In the optimization,i believe lots of people heard about Penalty method & Augmented Lagrangian method,but i wonder why are the creators use "penalty" and "Augmented" to name these method .
Penalty means like punishment,but i can't understand the penalty parameter punish who or which function.
Augment means increase or add,but i can't really understand what does Augmented Lagrangian method Augment,i mean ,Augmented Lagrangian method should increase or add something to let itself be better than Lagrangian method,but what is that something?
The reason i ask this is because i am afraid of misunderstanding the meaning of Augmented Lagrangian method and Penalty method,because honestly,optimization is abstract to me.
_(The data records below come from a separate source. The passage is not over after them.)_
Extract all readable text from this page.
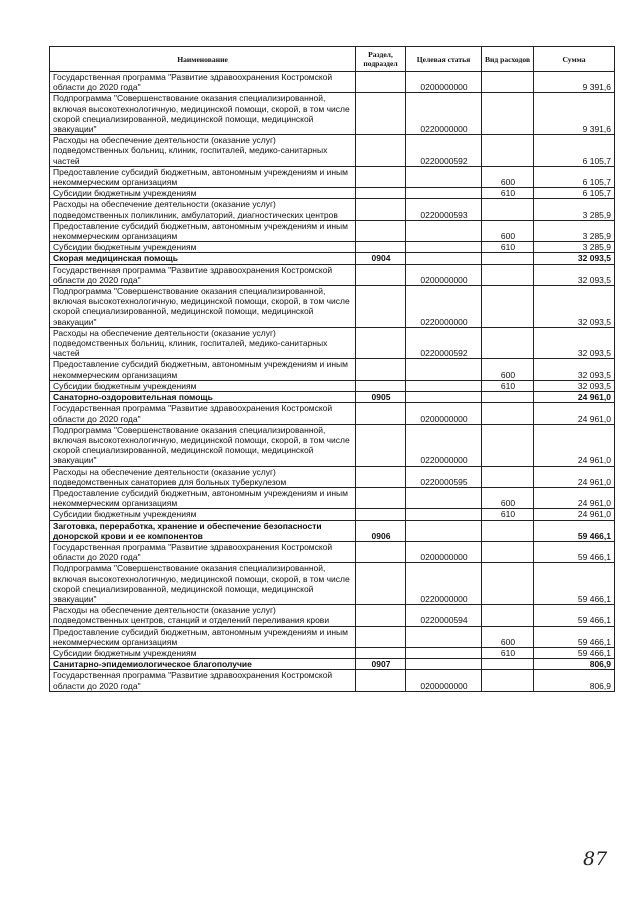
Наименование	Раздел, подраздел	Целевая статья	Вид расходов	Сумма
Государственная программа "Развитие здравоохранения Костромской области до 2020 года"		0200000000		9 391,6
Подпрограмма "Совершенствование оказания специализированной, включая высокотехнологичную, медицинской помощи, скорой, в том числе скорой специализированной, медицинской помощи, медицинской эвакуации"		0220000000		9 391,6
Расходы на обеспечение деятельности (оказание услуг) подведомственных больниц, клиник, госпиталей, медико-санитарных частей		0220000592		6 105,7
Предоставление субсидий бюджетным, автономным учреждениям и иным некоммерческим организациям			600	6 105,7
Субсидии бюджетным учреждениям			610	6 105,7
Расходы на обеспечение деятельности (оказание услуг) подведомственных поликлиник, амбулаторий, диагностических центров		0220000593		3 285,9
Предоставление субсидий бюджетным, автономным учреждениям и иным некоммерческим организациям			600	3 285,9
Субсидии бюджетным учреждениям			610	3 285,9
Скорая медицинская помощь	0904			32 093,5
Государственная программа "Развитие здравоохранения Костромской области до 2020 года"		0200000000		32 093,5
Подпрограмма "Совершенствование оказания специализированной, включая высокотехнологичную, медицинской помощи, скорой, в том числе скорой специализированной, медицинской помощи, медицинской эвакуации"		0220000000		32 093,5
Расходы на обеспечение деятельности (оказание услуг) подведомственных больниц, клиник, госпиталей, медико-санитарных частей		0220000592		32 093,5
Предоставление субсидий бюджетным, автономным учреждениям и иным некоммерческим организациям			600	32 093,5
Субсидии бюджетным учреждениям			610	32 093,5
Санаторно-оздоровительная помощь	0905			24 961,0
Государственная программа "Развитие здравоохранения Костромской области до 2020 года"		0200000000		24 961,0
Подпрограмма "Совершенствование оказания специализированной, включая высокотехнологичную, медицинской помощи, скорой, в том числе скорой специализированной, медицинской помощи, медицинской эвакуации"		0220000000		24 961,0
Расходы на обеспечение деятельности (оказание услуг) подведомственных санаториев для больных туберкулезом		0220000595		24 961,0
Предоставление субсидий бюджетным, автономным учреждениям и иным некоммерческим организациям			600	24 961,0
Субсидии бюджетным учреждениям			610	24 961,0
Заготовка, переработка, хранение и обеспечение безопасности донорской крови и ее компонентов	0906			59 466,1
Государственная программа "Развитие здравоохранения Костромской области до 2020 года"		0200000000		59 466,1
Подпрограмма "Совершенствование оказания специализированной, включая высокотехнологичную, медицинской помощи, скорой, в том числе скорой специализированной, медицинской помощи, медицинской эвакуации"		0220000000		59 466,1
Расходы на обеспечение деятельности (оказание услуг) подведомственных центров, станций и отделений переливания крови		0220000594		59 466,1
Предоставление субсидий бюджетным, автономным учреждениям и иным некоммерческим организациям			600	59 466,1
Субсидии бюджетным учреждениям			610	59 466,1
Санитарно-эпидемиологическое благополучие	0907			806,9
Государственная программа "Развитие здравоохранения Костромской области до 2020 года"		0200000000		806,9
87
By the way , i saw this question: After reading the quadratic penalty method.i still don't understand what does it actually do,and the time of using it
Someone said the problem is easier to solve for small λ . As λ gets large the solution will lie in a steeper and steeper valley (see your picture above) which makes convergence difficult
However,wiki said The penalty method solves this problem, then at the next iteration it re-solves the problem using a larger value of ${\displaystyle \mu _{k}}$,so if the smaller ${\displaystyle \mu _{k}}$ can let the question easier to solve,why should i use bigger ${\displaystyle \mu _{k}}$ in the next iteration?